Regardless of your choice, it is crucial to re-architect your application to be more open. The more private parts and centralized server APIs your application has, the higher the risk of censorship through attacks on the servers or their infrastructure.

Now let’s delve into using Summa to build an uncensorable web.

Practice

Create a search index on the server

Basic example on how to create a search index with Summa you may find in Quick-start guide. The process is not different from any familiar to you process of database population with data.

Create web-interface that uses this search index

At this point you must create a web-application, something like a PWA that makes all operations locally and may interact with Summa database through summa-wasm bindings and supposing that index data files lay somewhere near.

Summa provides an example of news feed site that may be used as a base for your application.

Bundle your web-site

Now we should bundle all together.

# Endpoint of Summa GRPC API
summa_api=0.0.0.0:8082
# Here should be your index name
index_name=ipfs_index_name
# Path to compiled web application with index.html
web_app_path=web/dist

web_cid=$(ipfs add --pin -Q -r --hash=blake3 $web_app_path)
data_cid=$(ipfs add --pin -Q -r --hash=blake3 --nocopy data/bin/$index_name)

ipfs files cp /ipfs/"web_cid" /summa-web
ipfs files cp -p /ipfs/$data_cid /summa-web/data/$index_name

ipfs files stat --hash /summa-web

Use!

Try to open your site at local or public IPFS gateway. You may use even Summa for these purposes as it implements HTTP IPFS specification and launches gateway on 8080 port.

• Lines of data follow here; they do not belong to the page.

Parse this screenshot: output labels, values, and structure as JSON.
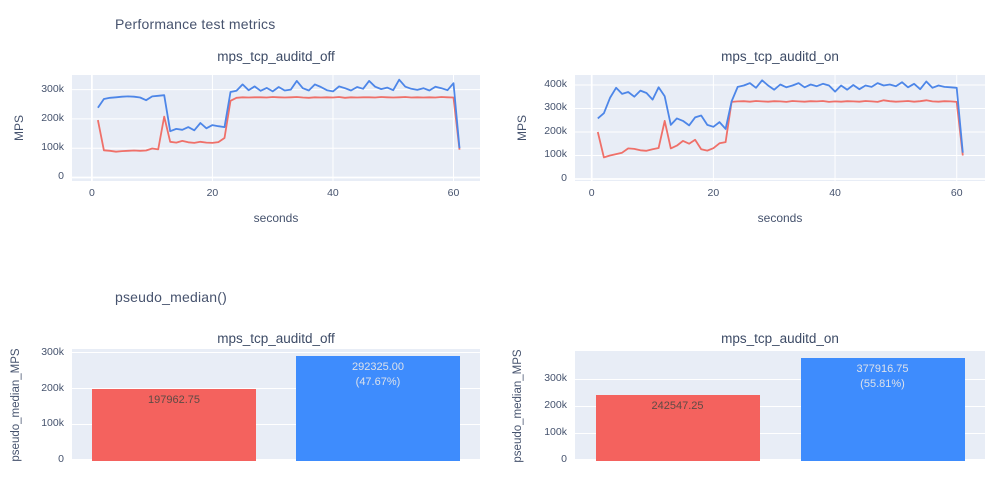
{
  "page": {
    "section1_title": "Performance test metrics",
    "section2_title": "pseudo_median()"
  },
  "colors": {
    "line_red": "#ef7069",
    "line_blue": "#4d86e8",
    "bar_red": "#f4625e",
    "bar_blue": "#3e8cfd",
    "plot_background": "#e8edf6",
    "grid": "#ffffff",
    "text": "#45526d"
  },
  "chart_data": [
    {
      "panel": "top-left",
      "type": "line",
      "title": "mps_tcp_auditd_off",
      "xlabel": "seconds",
      "ylabel": "MPS",
      "x_start": 1,
      "x_step": 1,
      "xlim": [
        -3.3,
        64.4
      ],
      "ylim": [
        -12000,
        350000
      ],
      "xticks": [
        {
          "v": 0,
          "label": "0"
        },
        {
          "v": 20,
          "label": "20"
        },
        {
          "v": 40,
          "label": "40"
        },
        {
          "v": 60,
          "label": "60"
        }
      ],
      "yticks": [
        {
          "v": 0,
          "label": "0"
        },
        {
          "v": 100000,
          "label": "100k"
        },
        {
          "v": 200000,
          "label": "200k"
        },
        {
          "v": 300000,
          "label": "300k"
        }
      ],
      "values_scale": 1000,
      "series": [
        {
          "color": "red",
          "values_k": [
            196,
            93,
            91,
            88,
            90,
            91,
            92,
            91,
            92,
            99,
            96,
            208,
            122,
            119,
            125,
            120,
            118,
            122,
            119,
            118,
            121,
            135,
            262,
            272,
            274,
            273,
            274,
            274,
            273,
            275,
            274,
            273,
            274,
            275,
            273,
            272,
            274,
            273,
            274,
            273,
            275,
            272,
            274,
            273,
            274,
            274,
            273,
            275,
            274,
            273,
            274,
            275,
            273,
            274,
            273,
            274,
            273,
            275,
            274,
            273,
            95
          ]
        },
        {
          "color": "blue",
          "values_k": [
            238,
            268,
            272,
            274,
            276,
            277,
            276,
            273,
            264,
            277,
            279,
            281,
            158,
            166,
            163,
            172,
            161,
            186,
            168,
            179,
            175,
            172,
            292,
            296,
            318,
            298,
            311,
            296,
            306,
            294,
            309,
            297,
            300,
            330,
            305,
            297,
            318,
            309,
            298,
            294,
            311,
            305,
            297,
            309,
            303,
            330,
            310,
            302,
            307,
            298,
            334,
            310,
            303,
            299,
            305,
            297,
            310,
            305,
            298,
            322,
            100
          ]
        }
      ]
    },
    {
      "panel": "top-right",
      "type": "line",
      "title": "mps_tcp_auditd_on",
      "xlabel": "seconds",
      "ylabel": "MPS",
      "x_start": 1,
      "x_step": 1,
      "xlim": [
        -2.75,
        64.65
      ],
      "ylim": [
        -8500,
        442500
      ],
      "xticks": [
        {
          "v": 0,
          "label": "0"
        },
        {
          "v": 20,
          "label": "20"
        },
        {
          "v": 40,
          "label": "40"
        },
        {
          "v": 60,
          "label": "60"
        }
      ],
      "yticks": [
        {
          "v": 0,
          "label": "0"
        },
        {
          "v": 100000,
          "label": "100k"
        },
        {
          "v": 200000,
          "label": "200k"
        },
        {
          "v": 300000,
          "label": "300k"
        },
        {
          "v": 400000,
          "label": "400k"
        }
      ],
      "values_scale": 1000,
      "series": [
        {
          "color": "red",
          "values_k": [
            200,
            92,
            100,
            106,
            112,
            130,
            128,
            122,
            120,
            127,
            132,
            247,
            130,
            142,
            162,
            150,
            167,
            127,
            121,
            131,
            152,
            157,
            328,
            330,
            331,
            329,
            332,
            330,
            329,
            331,
            330,
            328,
            332,
            330,
            329,
            331,
            330,
            332,
            328,
            330,
            329,
            331,
            330,
            329,
            332,
            330,
            328,
            335,
            331,
            329,
            330,
            332,
            329,
            331,
            335,
            330,
            329,
            331,
            330,
            328,
            100
          ]
        },
        {
          "color": "blue",
          "values_k": [
            258,
            280,
            345,
            388,
            362,
            370,
            350,
            376,
            366,
            338,
            390,
            352,
            230,
            258,
            247,
            228,
            262,
            270,
            230,
            222,
            242,
            213,
            330,
            392,
            398,
            408,
            388,
            420,
            398,
            380,
            402,
            390,
            398,
            408,
            390,
            402,
            395,
            405,
            398,
            372,
            398,
            380,
            400,
            382,
            398,
            392,
            408,
            398,
            402,
            395,
            412,
            390,
            405,
            382,
            415,
            388,
            398,
            392,
            390,
            388,
            112
          ]
        }
      ]
    },
    {
      "panel": "bottom-left",
      "type": "bar",
      "title": "mps_tcp_auditd_off",
      "ylabel": "pseudo_median_MPS",
      "ylim": [
        -3000,
        311000
      ],
      "yticks": [
        {
          "v": 0,
          "label": "0"
        },
        {
          "v": 100000,
          "label": "100k"
        },
        {
          "v": 200000,
          "label": "200k"
        },
        {
          "v": 300000,
          "label": "300k"
        }
      ],
      "bars": [
        {
          "color": "red",
          "value": 197962.75,
          "label": "197962.75",
          "pct_label": ""
        },
        {
          "color": "blue",
          "value": 292325.0,
          "label": "292325.00",
          "pct_label": "(47.67%)"
        }
      ]
    },
    {
      "panel": "bottom-right",
      "type": "bar",
      "title": "mps_tcp_auditd_on",
      "ylabel": "pseudo_median_MPS",
      "ylim": [
        -3700,
        404000
      ],
      "yticks": [
        {
          "v": 0,
          "label": "0"
        },
        {
          "v": 100000,
          "label": "100k"
        },
        {
          "v": 200000,
          "label": "200k"
        },
        {
          "v": 300000,
          "label": "300k"
        }
      ],
      "bars": [
        {
          "color": "red",
          "value": 242547.25,
          "label": "242547.25",
          "pct_label": ""
        },
        {
          "color": "blue",
          "value": 377916.75,
          "label": "377916.75",
          "pct_label": "(55.81%)"
        }
      ]
    }
  ]
}
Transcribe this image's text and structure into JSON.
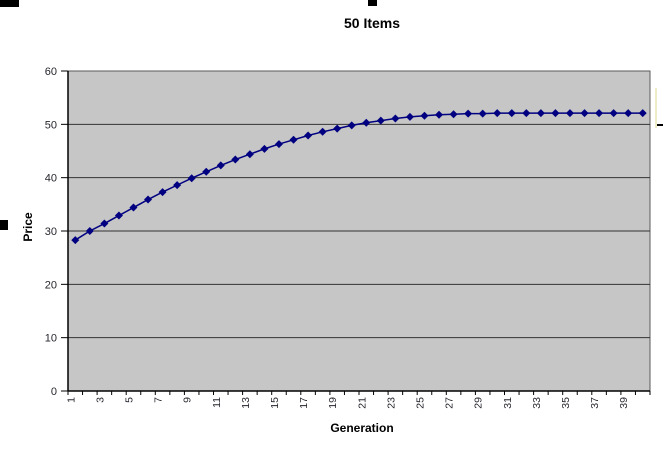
{
  "chart_data": {
    "type": "line",
    "title": "50 Items",
    "xlabel": "Generation",
    "ylabel": "Price",
    "x": [
      1,
      2,
      3,
      4,
      5,
      6,
      7,
      8,
      9,
      10,
      11,
      12,
      13,
      14,
      15,
      16,
      17,
      18,
      19,
      20,
      21,
      22,
      23,
      24,
      25,
      26,
      27,
      28,
      29,
      30,
      31,
      32,
      33,
      34,
      35,
      36,
      37,
      38,
      39,
      40
    ],
    "series": [
      {
        "name": "Price",
        "values": [
          28.3,
          30.0,
          31.4,
          32.9,
          34.4,
          35.9,
          37.3,
          38.6,
          39.9,
          41.1,
          42.3,
          43.4,
          44.4,
          45.4,
          46.3,
          47.1,
          47.9,
          48.6,
          49.2,
          49.8,
          50.3,
          50.7,
          51.1,
          51.4,
          51.6,
          51.8,
          51.9,
          52.0,
          52.0,
          52.1,
          52.1,
          52.1,
          52.1,
          52.1,
          52.1,
          52.1,
          52.1,
          52.1,
          52.1,
          52.1
        ]
      }
    ],
    "ylim": [
      0,
      60
    ],
    "ytick_interval": 10,
    "yticks": [
      0,
      10,
      20,
      30,
      40,
      50,
      60
    ],
    "xtick_labels": [
      1,
      3,
      5,
      7,
      9,
      11,
      13,
      15,
      17,
      19,
      21,
      23,
      25,
      27,
      29,
      31,
      33,
      35,
      37,
      39
    ],
    "xtick_label_rotation": -90,
    "grid": "horizontal",
    "legend_position": "right-cropped",
    "colors": {
      "series_line": "#000080",
      "marker_fill": "#000080",
      "plot_background": "#c6c6c6",
      "gridline": "#333333",
      "axis_line": "#000000",
      "tick_label": "#26262e",
      "legend_edge": "#eeeccb"
    }
  }
}
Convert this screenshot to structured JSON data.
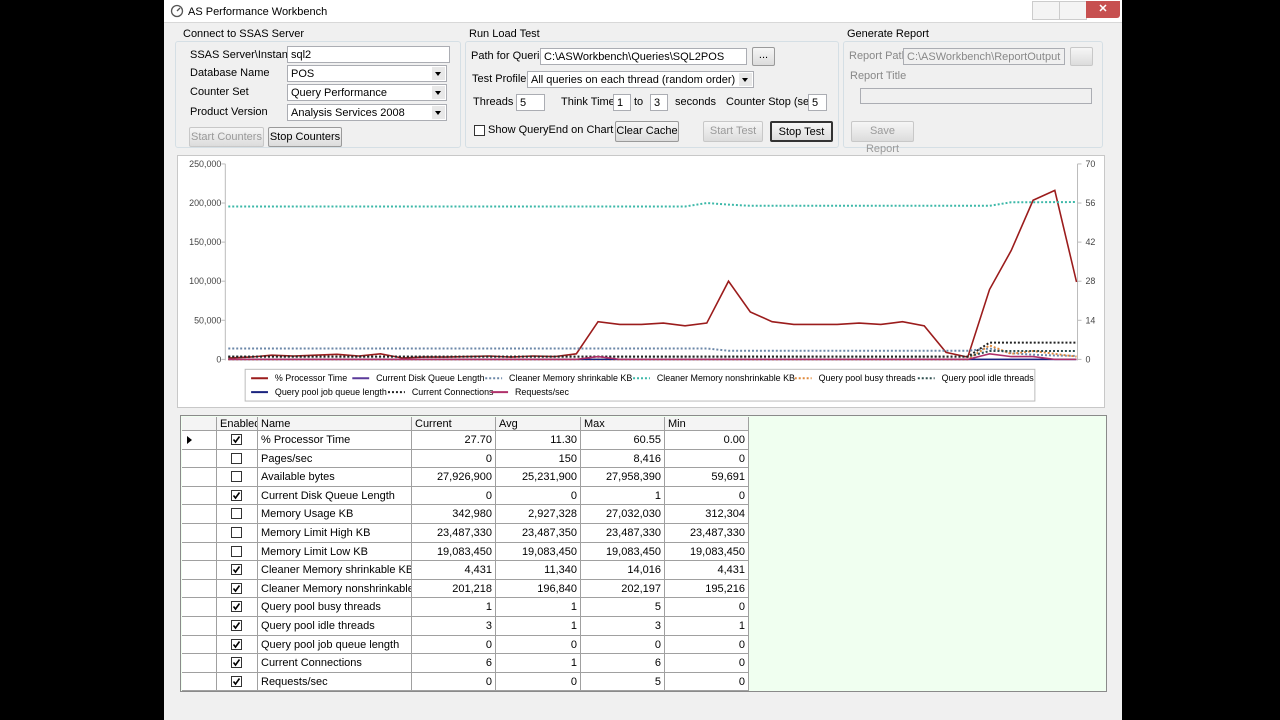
{
  "window": {
    "title": "AS Performance Workbench"
  },
  "connect": {
    "title": "Connect to SSAS Server",
    "server_label": "SSAS Server\\Instance",
    "server": "sql2",
    "database_label": "Database Name",
    "database": "POS",
    "counter_set_label": "Counter Set",
    "counter_set": "Query Performance",
    "product_label": "Product Version",
    "product": "Analysis Services 2008",
    "start_button": "Start Counters",
    "stop_button": "Stop Counters"
  },
  "load_test": {
    "title": "Run Load Test",
    "path_label": "Path for Queries",
    "path": "C:\\ASWorkbench\\Queries\\SQL2POS",
    "browse": "...",
    "profile_label": "Test Profile",
    "profile": "All queries on each thread (random order)",
    "threads_label": "Threads",
    "threads": "5",
    "think_label": "Think Time",
    "think_from": "1",
    "to_label": "to",
    "think_to": "3",
    "seconds_label": "seconds",
    "counter_stop_label": "Counter Stop (sec)",
    "counter_stop": "5",
    "show_queryend": "Show QueryEnd on Chart",
    "clear_cache": "Clear Cache",
    "start_test": "Start Test",
    "stop_test": "Stop Test"
  },
  "report": {
    "title": "Generate Report",
    "path_label": "Report Path",
    "path": "C:\\ASWorkbench\\ReportOutput",
    "title_label": "Report Title",
    "save": "Save Report"
  },
  "chart_data": {
    "type": "line",
    "ylim": [
      0,
      250000
    ],
    "yticks": [
      0,
      {
        "value": 50000,
        "label": "50,000"
      },
      {
        "value": 100000,
        "label": "100,000"
      },
      {
        "value": 150000,
        "label": "150,000"
      },
      {
        "value": 200000,
        "label": "200,000"
      },
      {
        "value": 250000,
        "label": "250,000"
      }
    ],
    "y2lim": [
      0,
      70
    ],
    "y2ticks": [
      0,
      14,
      28,
      42,
      56,
      70
    ],
    "series": [
      {
        "name": "% Processor Time",
        "color": "#9b1c1c",
        "style": "solid",
        "axis": "y2",
        "values": [
          0.5,
          0.8,
          1.5,
          1.2,
          1.5,
          1.8,
          1.2,
          2,
          0.5,
          0.8,
          0.8,
          1,
          1.2,
          0.8,
          1.2,
          1,
          2,
          13.5,
          12.5,
          12.5,
          13,
          12,
          13,
          28,
          17,
          13.5,
          12.5,
          12.5,
          12.5,
          13,
          12.5,
          13.5,
          12,
          2.5,
          0.8,
          25,
          39,
          57,
          60.5,
          27.7
        ]
      },
      {
        "name": "Current Disk Queue Length",
        "color": "#5b3a9a",
        "style": "solid",
        "axis": "y2",
        "values": [
          0,
          0,
          0,
          0,
          0,
          0,
          0,
          0,
          0,
          0,
          0,
          0,
          0,
          0,
          0,
          0,
          0,
          0,
          0,
          0,
          0,
          0,
          0,
          0,
          0,
          0,
          0,
          0,
          0,
          0,
          0,
          0,
          0,
          0,
          0,
          0,
          0,
          0,
          0,
          0
        ]
      },
      {
        "name": "Cleaner Memory shrinkable KB",
        "color": "#6b87a8",
        "style": "dotted",
        "values": [
          14000,
          14000,
          14000,
          14000,
          14000,
          14000,
          14000,
          14000,
          14000,
          14000,
          14000,
          14000,
          14000,
          14000,
          14000,
          14000,
          14000,
          14000,
          14000,
          14000,
          14000,
          14000,
          14000,
          11000,
          11000,
          11000,
          11000,
          11000,
          11000,
          11000,
          11000,
          11000,
          11000,
          11000,
          11000,
          14000,
          8000,
          6000,
          5000,
          4431
        ]
      },
      {
        "name": "Cleaner Memory nonshrinkable KB",
        "color": "#3cb8a8",
        "style": "dotted",
        "values": [
          195500,
          195500,
          195500,
          195500,
          195500,
          195500,
          195500,
          195500,
          195500,
          195500,
          195500,
          195500,
          195500,
          195500,
          195500,
          195500,
          195500,
          195500,
          195500,
          195500,
          195500,
          195500,
          200000,
          198000,
          196500,
          196500,
          196500,
          196500,
          196500,
          196500,
          196500,
          196500,
          196500,
          196500,
          196500,
          196500,
          201000,
          201000,
          201200,
          201218
        ]
      },
      {
        "name": "Query pool busy threads",
        "color": "#e08a3c",
        "style": "dotted",
        "axis": "y2",
        "values": [
          0,
          0,
          0,
          0,
          0,
          0,
          0,
          0,
          0,
          0,
          0,
          0,
          0,
          0,
          0,
          0,
          0,
          0,
          0,
          0,
          0,
          0,
          0,
          0,
          0,
          0,
          0,
          0,
          0,
          0,
          0,
          0,
          0,
          0,
          0,
          5,
          2,
          3,
          2,
          1
        ]
      },
      {
        "name": "Query pool idle threads",
        "color": "#2f4f4f",
        "style": "dotted",
        "axis": "y2",
        "values": [
          1,
          1,
          1,
          1,
          1,
          1,
          1,
          1,
          1,
          1,
          1,
          1,
          1,
          1,
          1,
          1,
          1,
          1,
          1,
          1,
          1,
          1,
          1,
          1,
          1,
          1,
          1,
          1,
          1,
          1,
          1,
          1,
          1,
          1,
          1,
          3,
          3,
          3,
          3,
          3
        ]
      },
      {
        "name": "Query pool job queue length",
        "color": "#1a237e",
        "style": "solid",
        "axis": "y2",
        "values": [
          0,
          0,
          0,
          0,
          0,
          0,
          0,
          0,
          0,
          0,
          0,
          0,
          0,
          0,
          0,
          0,
          0,
          0,
          0,
          0,
          0,
          0,
          0,
          0,
          0,
          0,
          0,
          0,
          0,
          0,
          0,
          0,
          0,
          0,
          0,
          0,
          0,
          0,
          0,
          0
        ]
      },
      {
        "name": "Current Connections",
        "color": "#222222",
        "style": "dotted",
        "axis": "y2",
        "values": [
          1,
          1,
          1,
          1,
          1,
          1,
          1,
          1,
          1,
          1,
          1,
          1,
          1,
          1,
          1,
          1,
          1,
          1,
          1,
          1,
          1,
          1,
          1,
          1,
          1,
          1,
          1,
          1,
          1,
          1,
          1,
          1,
          1,
          1,
          1,
          6,
          6,
          6,
          6,
          6
        ]
      },
      {
        "name": "Requests/sec",
        "color": "#b0306a",
        "style": "solid",
        "axis": "y2",
        "values": [
          0,
          0,
          0,
          0,
          0,
          0,
          0,
          0,
          0,
          0,
          0,
          0,
          0,
          0,
          0,
          0,
          0,
          1,
          0,
          0,
          0,
          0,
          0,
          0,
          0,
          0,
          0,
          0,
          0,
          0,
          0,
          0,
          0,
          0,
          0,
          2,
          1,
          1,
          0,
          0
        ]
      }
    ]
  },
  "table": {
    "columns": [
      "Enabled",
      "Name",
      "Current",
      "Avg",
      "Max",
      "Min"
    ],
    "rows": [
      {
        "enabled": true,
        "name": "% Processor Time",
        "current": "27.70",
        "avg": "11.30",
        "max": "60.55",
        "min": "0.00"
      },
      {
        "enabled": false,
        "name": "Pages/sec",
        "current": "0",
        "avg": "150",
        "max": "8,416",
        "min": "0"
      },
      {
        "enabled": false,
        "name": "Available bytes",
        "current": "27,926,900",
        "avg": "25,231,900",
        "max": "27,958,390",
        "min": "59,691"
      },
      {
        "enabled": true,
        "name": "Current Disk Queue Length",
        "current": "0",
        "avg": "0",
        "max": "1",
        "min": "0"
      },
      {
        "enabled": false,
        "name": "Memory Usage KB",
        "current": "342,980",
        "avg": "2,927,328",
        "max": "27,032,030",
        "min": "312,304"
      },
      {
        "enabled": false,
        "name": "Memory Limit High KB",
        "current": "23,487,330",
        "avg": "23,487,350",
        "max": "23,487,330",
        "min": "23,487,330"
      },
      {
        "enabled": false,
        "name": "Memory Limit Low KB",
        "current": "19,083,450",
        "avg": "19,083,450",
        "max": "19,083,450",
        "min": "19,083,450"
      },
      {
        "enabled": true,
        "name": "Cleaner Memory shrinkable KB",
        "current": "4,431",
        "avg": "11,340",
        "max": "14,016",
        "min": "4,431"
      },
      {
        "enabled": true,
        "name": "Cleaner Memory nonshrinkable KB",
        "current": "201,218",
        "avg": "196,840",
        "max": "202,197",
        "min": "195,216"
      },
      {
        "enabled": true,
        "name": "Query pool busy threads",
        "current": "1",
        "avg": "1",
        "max": "5",
        "min": "0"
      },
      {
        "enabled": true,
        "name": "Query pool idle threads",
        "current": "3",
        "avg": "1",
        "max": "3",
        "min": "1"
      },
      {
        "enabled": true,
        "name": "Query pool job queue length",
        "current": "0",
        "avg": "0",
        "max": "0",
        "min": "0"
      },
      {
        "enabled": true,
        "name": "Current Connections",
        "current": "6",
        "avg": "1",
        "max": "6",
        "min": "0"
      },
      {
        "enabled": true,
        "name": "Requests/sec",
        "current": "0",
        "avg": "0",
        "max": "5",
        "min": "0"
      }
    ]
  }
}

Optionally set IPNS or DNS name

IPFS supports DNSLink specification for aliasing IPFS CIDs. You may set DNS records to point to your web bundle, and it will be loaded by browsers with installed IPFS Companion extension. Such browsers as Brave even contains embedded IPFS daemon that eliminates all needs to configure IPFS manually.

Afterwards, you will have a website with an embedded database that may be accessed through HTTP IPFS Gateway. Updating the search database and the website itself will require some effort, but it is well-supported due to two factors: index immutability and IPFS caching. All updates to the database will be stored in a separate segment that will be distributed as part of a new bundle. Meanwhile, the IPFS daemon will not redownload existing parts of the index, meaning only updates will be downloaded.

Conclusion

Distributing search indices in Tantivy format provides several distinct and beneficial properties. As previously mentioned, Tantivy boasts impressive locality, which means that only a small portion of the remote data is needed to be downloaded to execute a local search query.

By requesting these portions of data through IPFS, you also become a seeder of these chunks, distributing them further. In its turn, portions of the index relevant to more frequent queries will be seeded more often and thus, more actively distributed.

This characteristic makes the entire system more self-balancing.

p2p-search — Distribution of index parts

The chunking and caching in IPFS also offer advantages, as even after updates, most of the search index remains intact and thus, there is no need to redownload these files. Different approaches to index layout can be used to further reduce the amount of data that needs to be transferred.

For example, in a news feed site, you could sort all your news items by their time and create new chunks of data every hour or day. Old parts of the search index may not even be requested most of the time, as people typically only read the latest news.

Distributing data via IPFS offers benefits for privacy. Although it is still theoretically possible to determine which pieces of data you have gathered, it is practically impossible and yields very little information to an observer. When all data pieces are downloaded locally, your web bundle becomes localized, and as a result, your interactions with it do not generate any network activity. With no activity, there is no chance of being tracked.

Also, no surprise that services built on top of IPFS are better suited for interplanetary communication than client-server services, as data transmission is more reliable and less sensitive to delays compared to command transmission. Furthermore, the transmitted chunks of data become available to all local peers on the other planet.